The long debt crisis will result to the dominant global currency, the dollar, to stay on its summit, it may be a good thing for US but this means other currency will be just second to it. The American Dollar will more likely stay on top if the confidence of investors on Europe declines. And to add more insult to the injury, various Big banks all over the world have decreased their holdings of Euro currency and that's another bad news for the European Union.

Italy and Spain are solvent but they are illiquid, in laymen's term they running short on funds and they will have a harder time to pay off their sovereign debt.
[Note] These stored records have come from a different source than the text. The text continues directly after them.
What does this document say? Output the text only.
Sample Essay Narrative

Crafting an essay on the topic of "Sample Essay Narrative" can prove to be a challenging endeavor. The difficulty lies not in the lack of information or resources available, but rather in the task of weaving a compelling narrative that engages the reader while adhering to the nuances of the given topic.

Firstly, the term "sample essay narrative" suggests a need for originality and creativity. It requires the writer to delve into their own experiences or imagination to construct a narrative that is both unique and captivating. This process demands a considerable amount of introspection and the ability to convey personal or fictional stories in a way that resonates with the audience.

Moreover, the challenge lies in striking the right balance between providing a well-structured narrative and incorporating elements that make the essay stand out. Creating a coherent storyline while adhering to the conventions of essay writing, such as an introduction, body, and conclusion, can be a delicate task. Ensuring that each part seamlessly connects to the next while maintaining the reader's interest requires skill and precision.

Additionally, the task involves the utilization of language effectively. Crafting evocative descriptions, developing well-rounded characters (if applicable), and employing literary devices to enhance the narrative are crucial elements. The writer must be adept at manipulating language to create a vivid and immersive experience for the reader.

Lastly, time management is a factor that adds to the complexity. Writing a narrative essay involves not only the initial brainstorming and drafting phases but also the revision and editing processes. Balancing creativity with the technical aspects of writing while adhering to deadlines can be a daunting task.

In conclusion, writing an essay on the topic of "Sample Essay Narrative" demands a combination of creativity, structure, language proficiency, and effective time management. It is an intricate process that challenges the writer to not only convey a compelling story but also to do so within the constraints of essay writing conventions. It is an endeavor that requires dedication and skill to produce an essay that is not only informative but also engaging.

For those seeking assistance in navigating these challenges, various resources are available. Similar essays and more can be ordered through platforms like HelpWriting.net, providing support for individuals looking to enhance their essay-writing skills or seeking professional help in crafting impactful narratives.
Although this may be good news for other countries this will disturb the balance and have a tremendous impact on the global financial system.
Investor trust in Europe may be restored if the debts and deficit levels are minimized, this will lower the borrowing costs of the government. While it's a long shot, it's still possible that this will help in solving the Eurozone debt crisis. But remember that investors check a country's growth prospect before they invest on it. It's already given that no one would waste their hard earned cash on something with no value, right? If a country cannot generate income then what's the point of investing in it?

Last Thursday, September 6, Euro stocks soared up. This was definitely a good sign for the Euro because it had hit a two month high, zooming past the dollar. It's great news, however this will not directly fix the problem. Many European banks are almost bankrupt and this should also be fixed. It's better to find a permanent solution to this debt crisis while it is still new, if this continues even for 2 more years the European Union will certainly have multiple problems, problems which will be impossible to solve.